En la camioneta caben por lo menos 20 personas. Se puede pensar que más allá del sinuoso camino de tierra que bordea el precipicio, no hay más allá, pero hay: Curilco es pequeño y terroso, apenas un estacionamiento de movilidades que transportan a los campesinos hacia los páramos lejanos, y muchos comedores en los que se sacia el hambre del viaje. El único hotel tiene mal aspecto, así que cuando el chofer de la camioneta cambia de parecer, sigo con él hacia Lagunas. En algunas partes el camino sube prácticamente en forma vertical, parece cosa de magia que la camioneta no se desprenda y caiga al abismo. Solo en los meses de verano se puede transitar, el resto del año la gente queda aislada.
Si mi intención fue ir más allá, Lagunas resulta ser más allá de todo. Las casas de adobe rodean un cuadrado de tierra que alguna vez tuvo pasto y sirvió de mercado. Sus habitantes carecen de luz, agua potable y baño. Una amable mujer me ofrece alojamiento en su casa y un plato hondo con un caldo negro en el que flota un trozo de cuero de chancho, frijoles y plátano. Comemos en la cocina, alrededor de un fogón en el suelo, con los cuyes y las gallinas esperando los restos, contamos historias, ellos de los brujos de Lagunas, yo de los brujos en Chile.
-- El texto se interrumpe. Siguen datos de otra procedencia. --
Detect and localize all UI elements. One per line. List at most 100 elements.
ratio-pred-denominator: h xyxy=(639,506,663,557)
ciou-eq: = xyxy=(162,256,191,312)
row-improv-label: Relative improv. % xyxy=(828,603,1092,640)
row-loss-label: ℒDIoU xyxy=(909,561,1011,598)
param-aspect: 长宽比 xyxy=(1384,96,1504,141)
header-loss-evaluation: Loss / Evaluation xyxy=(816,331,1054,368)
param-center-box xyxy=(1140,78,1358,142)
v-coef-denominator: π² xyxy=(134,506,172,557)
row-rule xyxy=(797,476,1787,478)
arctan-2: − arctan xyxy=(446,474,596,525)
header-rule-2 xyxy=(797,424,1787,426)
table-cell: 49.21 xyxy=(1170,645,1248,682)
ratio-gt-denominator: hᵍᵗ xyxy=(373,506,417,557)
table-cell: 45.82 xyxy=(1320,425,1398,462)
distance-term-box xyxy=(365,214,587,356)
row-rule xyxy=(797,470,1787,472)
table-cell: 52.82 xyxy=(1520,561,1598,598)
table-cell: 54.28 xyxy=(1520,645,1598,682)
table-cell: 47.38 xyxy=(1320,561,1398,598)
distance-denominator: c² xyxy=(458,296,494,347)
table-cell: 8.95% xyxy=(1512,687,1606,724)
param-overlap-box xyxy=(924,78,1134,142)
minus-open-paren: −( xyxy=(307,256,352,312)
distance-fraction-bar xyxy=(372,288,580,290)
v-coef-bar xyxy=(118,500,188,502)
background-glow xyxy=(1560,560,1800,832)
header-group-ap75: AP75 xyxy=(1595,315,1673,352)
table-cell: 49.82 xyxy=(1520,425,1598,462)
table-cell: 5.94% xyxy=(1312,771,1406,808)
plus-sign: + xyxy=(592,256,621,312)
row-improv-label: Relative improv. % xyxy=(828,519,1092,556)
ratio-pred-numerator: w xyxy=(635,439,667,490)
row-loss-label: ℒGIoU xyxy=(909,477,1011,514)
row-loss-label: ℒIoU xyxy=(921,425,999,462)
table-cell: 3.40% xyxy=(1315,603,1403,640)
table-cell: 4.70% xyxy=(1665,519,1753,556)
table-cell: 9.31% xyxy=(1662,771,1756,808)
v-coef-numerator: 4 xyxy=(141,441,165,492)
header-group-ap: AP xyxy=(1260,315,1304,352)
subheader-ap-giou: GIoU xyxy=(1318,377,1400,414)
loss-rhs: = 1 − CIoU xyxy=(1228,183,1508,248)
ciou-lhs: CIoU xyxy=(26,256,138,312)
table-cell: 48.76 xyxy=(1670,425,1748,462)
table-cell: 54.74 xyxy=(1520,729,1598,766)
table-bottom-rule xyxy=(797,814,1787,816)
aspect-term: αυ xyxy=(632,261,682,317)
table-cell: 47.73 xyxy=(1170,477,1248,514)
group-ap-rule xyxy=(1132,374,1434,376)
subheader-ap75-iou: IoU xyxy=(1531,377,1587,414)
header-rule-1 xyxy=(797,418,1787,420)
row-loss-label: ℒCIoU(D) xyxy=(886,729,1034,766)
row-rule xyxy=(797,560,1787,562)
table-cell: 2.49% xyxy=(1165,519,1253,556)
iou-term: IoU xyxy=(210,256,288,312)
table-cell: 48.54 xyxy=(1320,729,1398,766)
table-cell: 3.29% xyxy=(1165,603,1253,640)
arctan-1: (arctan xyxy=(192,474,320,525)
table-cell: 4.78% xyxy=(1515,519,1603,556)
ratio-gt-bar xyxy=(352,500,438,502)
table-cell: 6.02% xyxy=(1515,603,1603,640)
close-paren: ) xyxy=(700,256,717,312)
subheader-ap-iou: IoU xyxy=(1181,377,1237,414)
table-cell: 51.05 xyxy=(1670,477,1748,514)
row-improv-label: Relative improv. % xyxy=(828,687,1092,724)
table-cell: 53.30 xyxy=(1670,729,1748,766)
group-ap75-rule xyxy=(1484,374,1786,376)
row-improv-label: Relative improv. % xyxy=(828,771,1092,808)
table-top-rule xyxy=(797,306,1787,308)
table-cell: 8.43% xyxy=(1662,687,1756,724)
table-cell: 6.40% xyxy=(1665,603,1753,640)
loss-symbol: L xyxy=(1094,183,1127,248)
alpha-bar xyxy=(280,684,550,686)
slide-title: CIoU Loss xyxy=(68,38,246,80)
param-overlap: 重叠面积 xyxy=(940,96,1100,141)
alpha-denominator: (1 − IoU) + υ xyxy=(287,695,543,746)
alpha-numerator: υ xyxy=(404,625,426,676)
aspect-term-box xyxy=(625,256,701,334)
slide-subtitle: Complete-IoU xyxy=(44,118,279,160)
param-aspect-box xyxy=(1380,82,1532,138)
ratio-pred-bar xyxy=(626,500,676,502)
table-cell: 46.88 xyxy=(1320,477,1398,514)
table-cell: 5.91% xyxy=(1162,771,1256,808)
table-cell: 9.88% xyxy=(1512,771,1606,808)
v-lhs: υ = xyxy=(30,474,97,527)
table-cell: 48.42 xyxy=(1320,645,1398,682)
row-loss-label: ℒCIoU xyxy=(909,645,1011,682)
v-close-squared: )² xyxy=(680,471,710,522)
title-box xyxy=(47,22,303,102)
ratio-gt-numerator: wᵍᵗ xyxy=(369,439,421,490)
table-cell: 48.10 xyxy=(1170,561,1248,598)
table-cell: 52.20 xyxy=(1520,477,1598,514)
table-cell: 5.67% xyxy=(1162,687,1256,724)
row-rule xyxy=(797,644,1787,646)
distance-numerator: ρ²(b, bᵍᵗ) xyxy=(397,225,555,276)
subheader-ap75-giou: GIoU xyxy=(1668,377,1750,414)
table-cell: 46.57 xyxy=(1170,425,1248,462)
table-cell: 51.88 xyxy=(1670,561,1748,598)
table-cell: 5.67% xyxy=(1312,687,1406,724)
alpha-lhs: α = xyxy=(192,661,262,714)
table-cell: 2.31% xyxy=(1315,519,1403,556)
Por la tarde salgo del pueblo para ver la laguna. Se hace difícil que a esta altura pueda haber una, pero allí está. En el declive de un cerro, casi al borde del precipicio, recortada contra las altas cumbres del otro lado de la quebrada. La laguna tiene, como me dijeron, la forma de un ojo. El coirón verde, frágil, cimbreante, dibuja las pestañas y delinea el contorno. Antes, mucho antes, toda esta zona fue un bosque. Una campesina rozó los árboles para hacer una chacrita con la que alimentar a sus hambrientos hijos, pero se encontró con que no había agua. La mujer se preguntó de dónde iba a sacar agua hasta que una mañana la tierra amaneció mojada; la mujer cavó con sus manos un agujero, del agujero empezó a manar agua, hasta que el agua la cubrió a ella, a sus hijos hambrientos y al único gallo. Dicen que por las mañanas todavía se escucha el gallo cantar desde el fondo del ojo. No escuché el gallo pero en ese lugar, donde no llegan los rumores de la ciudad, encontré algo parecido al sosiego.
De regreso a la casa, la mujer que me aloja propone que siga a caballo hasta la siguiente laguna, dice que podré hacerlo en el día, otros dicen que son dos días. La camioneta que me pasaría a buscar de madrugada no llega. Puede que venga al día siguiente o puede que no. Se acerca la época de lluvias y no volverá a subir. Por la noche escucho un ruido. A la mañana me entero que la camioneta se fue y no me pasó a buscar. Nadie sabe cuándo volverá a subir. Paso la mayor parte del día junto a la laguna en forma de ojo. Los campesinos me invitan a sus casas, en las casas hay un fogón, frijoles, plátanos, no hay bosque que rozar. La profesora me invita a alojar en su casa. Una vecina consigue el colchón, pongo la cerveza. Se supone que la camioneta pasará a recogerme una de estas madrugadas. Paso las noches despierta pensando en que podría quedarme allí, junto a la laguna, junto a las lágrimas de la campesina y al cacareo del gallo. A las tres de la mañana escucho un motor que se acerca. En la camioneta dejo el más allá y regreso más acá.